Modena is located on the south side of the Po Valley, in the Province of Modena and the Emilia-Romagna region of Italy.
Commissioned by Peter the Great, the Cathedral of Saints Peter and Paul is located inside the Peter and Paul Fortress in Saint Petersburg, Russia.
Built on Zayachy Island, between 1712 and 1733, the cathedral’s bell tower is the world’s tallest Orthodox bell tower. It also acts as a lightning rod protecting the cathedral.
The cathedral houses the remains of most of the Russian emperors and empresses from Peter the Great to Nicholas II; including Catherine the Great, Empress of Russia for 34 years.

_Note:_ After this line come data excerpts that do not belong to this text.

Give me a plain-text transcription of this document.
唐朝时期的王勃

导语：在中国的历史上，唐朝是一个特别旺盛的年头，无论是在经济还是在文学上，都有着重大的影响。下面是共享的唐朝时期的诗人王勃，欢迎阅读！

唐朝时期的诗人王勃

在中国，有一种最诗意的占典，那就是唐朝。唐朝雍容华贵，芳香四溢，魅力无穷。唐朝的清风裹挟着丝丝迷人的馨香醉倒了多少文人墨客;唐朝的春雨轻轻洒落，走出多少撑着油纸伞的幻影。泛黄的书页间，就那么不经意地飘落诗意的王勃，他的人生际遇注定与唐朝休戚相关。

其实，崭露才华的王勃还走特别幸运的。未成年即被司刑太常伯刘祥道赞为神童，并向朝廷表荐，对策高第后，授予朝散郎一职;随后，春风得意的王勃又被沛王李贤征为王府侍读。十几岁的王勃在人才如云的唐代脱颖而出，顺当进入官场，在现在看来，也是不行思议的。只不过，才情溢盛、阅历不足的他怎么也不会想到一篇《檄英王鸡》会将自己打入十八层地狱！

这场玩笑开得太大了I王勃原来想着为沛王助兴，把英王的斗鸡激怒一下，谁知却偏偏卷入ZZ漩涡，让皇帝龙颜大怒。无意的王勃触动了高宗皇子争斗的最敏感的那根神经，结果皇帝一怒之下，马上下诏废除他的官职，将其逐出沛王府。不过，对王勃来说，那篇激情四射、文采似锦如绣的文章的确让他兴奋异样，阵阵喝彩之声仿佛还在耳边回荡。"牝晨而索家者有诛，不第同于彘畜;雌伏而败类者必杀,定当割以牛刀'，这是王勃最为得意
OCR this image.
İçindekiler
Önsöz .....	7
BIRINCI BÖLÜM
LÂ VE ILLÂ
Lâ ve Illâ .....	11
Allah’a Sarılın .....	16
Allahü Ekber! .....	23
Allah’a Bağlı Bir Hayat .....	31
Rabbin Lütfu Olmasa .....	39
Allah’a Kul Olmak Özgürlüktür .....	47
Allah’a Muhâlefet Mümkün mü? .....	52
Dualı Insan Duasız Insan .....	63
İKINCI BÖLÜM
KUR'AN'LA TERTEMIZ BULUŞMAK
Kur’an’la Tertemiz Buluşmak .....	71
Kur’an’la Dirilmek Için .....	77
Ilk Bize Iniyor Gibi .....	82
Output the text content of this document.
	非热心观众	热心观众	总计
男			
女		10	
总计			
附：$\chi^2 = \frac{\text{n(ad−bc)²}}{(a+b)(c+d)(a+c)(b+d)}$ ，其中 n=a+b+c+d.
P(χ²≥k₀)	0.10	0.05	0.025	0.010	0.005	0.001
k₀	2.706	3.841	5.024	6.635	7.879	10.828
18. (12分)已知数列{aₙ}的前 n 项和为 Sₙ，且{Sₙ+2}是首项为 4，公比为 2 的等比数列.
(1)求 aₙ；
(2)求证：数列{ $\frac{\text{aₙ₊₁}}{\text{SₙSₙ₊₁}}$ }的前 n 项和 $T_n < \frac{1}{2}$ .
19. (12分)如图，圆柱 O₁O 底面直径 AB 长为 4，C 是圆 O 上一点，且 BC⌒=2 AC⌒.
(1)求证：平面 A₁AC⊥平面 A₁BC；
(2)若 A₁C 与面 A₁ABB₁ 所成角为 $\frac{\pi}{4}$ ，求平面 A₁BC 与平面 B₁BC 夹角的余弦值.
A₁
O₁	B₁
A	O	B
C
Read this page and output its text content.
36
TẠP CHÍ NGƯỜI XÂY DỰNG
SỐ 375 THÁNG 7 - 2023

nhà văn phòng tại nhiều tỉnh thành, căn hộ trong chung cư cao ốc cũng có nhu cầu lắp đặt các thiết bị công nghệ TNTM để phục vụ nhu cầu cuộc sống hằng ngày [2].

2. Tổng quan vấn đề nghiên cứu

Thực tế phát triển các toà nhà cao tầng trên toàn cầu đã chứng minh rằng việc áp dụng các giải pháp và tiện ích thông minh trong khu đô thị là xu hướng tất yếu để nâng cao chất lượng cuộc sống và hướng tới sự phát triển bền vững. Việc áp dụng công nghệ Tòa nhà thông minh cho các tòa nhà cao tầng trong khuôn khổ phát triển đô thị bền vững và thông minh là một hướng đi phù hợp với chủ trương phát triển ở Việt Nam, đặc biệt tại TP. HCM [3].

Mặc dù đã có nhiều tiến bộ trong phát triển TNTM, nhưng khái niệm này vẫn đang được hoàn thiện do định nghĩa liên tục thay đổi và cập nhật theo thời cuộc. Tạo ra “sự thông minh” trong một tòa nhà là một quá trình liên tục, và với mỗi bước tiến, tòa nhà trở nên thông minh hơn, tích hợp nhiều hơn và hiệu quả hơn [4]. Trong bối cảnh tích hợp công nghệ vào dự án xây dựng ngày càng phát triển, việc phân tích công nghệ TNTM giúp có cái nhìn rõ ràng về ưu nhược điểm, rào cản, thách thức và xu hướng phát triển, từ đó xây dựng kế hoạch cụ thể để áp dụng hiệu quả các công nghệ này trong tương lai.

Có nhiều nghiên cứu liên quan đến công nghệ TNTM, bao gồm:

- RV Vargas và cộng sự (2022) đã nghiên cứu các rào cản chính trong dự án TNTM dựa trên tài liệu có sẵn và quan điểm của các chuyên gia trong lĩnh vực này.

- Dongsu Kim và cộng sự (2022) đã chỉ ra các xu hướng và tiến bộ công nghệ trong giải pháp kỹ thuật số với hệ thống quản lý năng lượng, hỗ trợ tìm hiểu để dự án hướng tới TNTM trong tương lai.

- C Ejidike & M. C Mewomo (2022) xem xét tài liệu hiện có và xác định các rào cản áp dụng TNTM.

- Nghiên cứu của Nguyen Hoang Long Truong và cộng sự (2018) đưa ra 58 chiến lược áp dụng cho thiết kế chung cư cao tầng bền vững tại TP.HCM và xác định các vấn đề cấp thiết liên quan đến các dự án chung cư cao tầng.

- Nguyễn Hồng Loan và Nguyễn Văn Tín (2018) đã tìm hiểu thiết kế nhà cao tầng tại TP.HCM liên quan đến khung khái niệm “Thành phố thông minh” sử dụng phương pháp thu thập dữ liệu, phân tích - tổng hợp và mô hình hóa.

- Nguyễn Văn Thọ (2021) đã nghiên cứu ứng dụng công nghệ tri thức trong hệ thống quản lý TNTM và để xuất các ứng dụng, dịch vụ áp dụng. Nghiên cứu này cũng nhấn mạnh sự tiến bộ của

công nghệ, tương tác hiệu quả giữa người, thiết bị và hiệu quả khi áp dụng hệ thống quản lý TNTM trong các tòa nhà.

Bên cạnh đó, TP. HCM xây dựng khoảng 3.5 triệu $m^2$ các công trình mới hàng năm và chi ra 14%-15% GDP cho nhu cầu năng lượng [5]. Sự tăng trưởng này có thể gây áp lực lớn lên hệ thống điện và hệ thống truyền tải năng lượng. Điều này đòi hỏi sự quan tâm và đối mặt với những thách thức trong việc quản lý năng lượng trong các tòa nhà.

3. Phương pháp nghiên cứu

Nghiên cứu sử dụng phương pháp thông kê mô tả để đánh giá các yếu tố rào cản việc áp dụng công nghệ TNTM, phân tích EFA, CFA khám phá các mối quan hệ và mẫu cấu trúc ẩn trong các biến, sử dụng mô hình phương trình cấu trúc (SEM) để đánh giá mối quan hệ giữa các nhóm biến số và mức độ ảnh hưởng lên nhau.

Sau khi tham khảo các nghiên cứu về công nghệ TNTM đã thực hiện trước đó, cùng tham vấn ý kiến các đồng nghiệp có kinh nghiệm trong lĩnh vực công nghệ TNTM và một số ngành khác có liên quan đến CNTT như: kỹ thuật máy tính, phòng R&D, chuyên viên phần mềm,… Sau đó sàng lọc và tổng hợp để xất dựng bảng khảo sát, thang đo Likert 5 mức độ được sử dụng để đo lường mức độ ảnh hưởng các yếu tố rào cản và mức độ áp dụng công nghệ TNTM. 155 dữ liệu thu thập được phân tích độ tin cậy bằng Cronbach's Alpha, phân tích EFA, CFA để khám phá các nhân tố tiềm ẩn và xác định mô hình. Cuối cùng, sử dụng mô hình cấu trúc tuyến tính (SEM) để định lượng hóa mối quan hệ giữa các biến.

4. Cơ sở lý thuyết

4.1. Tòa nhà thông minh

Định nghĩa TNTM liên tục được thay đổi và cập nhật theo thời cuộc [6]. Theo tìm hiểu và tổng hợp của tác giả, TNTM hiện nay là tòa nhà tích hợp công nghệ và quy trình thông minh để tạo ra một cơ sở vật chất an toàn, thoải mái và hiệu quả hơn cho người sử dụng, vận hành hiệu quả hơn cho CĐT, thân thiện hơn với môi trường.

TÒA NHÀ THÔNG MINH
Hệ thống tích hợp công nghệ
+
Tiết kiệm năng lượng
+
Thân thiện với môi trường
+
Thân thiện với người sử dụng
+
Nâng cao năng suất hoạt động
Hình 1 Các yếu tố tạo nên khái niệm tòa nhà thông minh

The Historic Centre of Saint Petersburg and Related Groups of Monuments was declared a World Heritage Site by UNESCO in 1991.
Young novice monk in maroon robe meditates beside candles in the afternoon sun at Mahabodhi Temple, India.
Bodh Gaya’s Mahabodhi Temple gained its UNESCO World Heritage Listing in 2002.
A religious site and place of pilgrimage, Bodh Gaya (in Bihar State) is where Gautama Buddha is said to have obtained enlightenment; after meditating under the Bodhi tree, for 49 days.
For Buddhists, Bodh Gaya is the most important of the main four pilgrimage sites related to the life of Gautama Buddha; something akin to Mecca for Muslims.
Bodh Gaya is about 12km from Gaya City, where overnight trains connect with Kolkata (Calcutta).
The best time to visit is November to March; with December and January considered the high season.
Victoria Falls in full flow; as seen from the Zimbabwean side of the Zambezi River, in southern Africa.
With a width of 1,708 metres and height of 108 metres Victoria Falls is the world’s largest sheet of falling water and forms the natural border between Zambia and Zimbabwe.
The spray from the falls can be seen for miles around and the constant roar of water crashing down a series of basalt gorges is truly thunderous; so much so that the Kololo tribe living in the area referred to this natural wonder as ‘Mosi-oa-Tunya’, or ‘Smoke that Thunders’.
When David Livingstone explored this part of Africa on 16th November, 1855, he chose to name the majestic falls in honour of the British Queen, Victoria.
Both names are inscribed on the UNESCO World Heritage List although there have been some concerns in UN corridors about the rapid rise of tourist development in a national park area near the Zambian town of Livingstone.
Most Western tourists used to visit from the Zimbabwean side, while staying as guests at the Victoria Falls and Elephant Hills hotels.
The falls can be reached from Livingstone in Zambia, or Victoria Falls in Zimbabwe.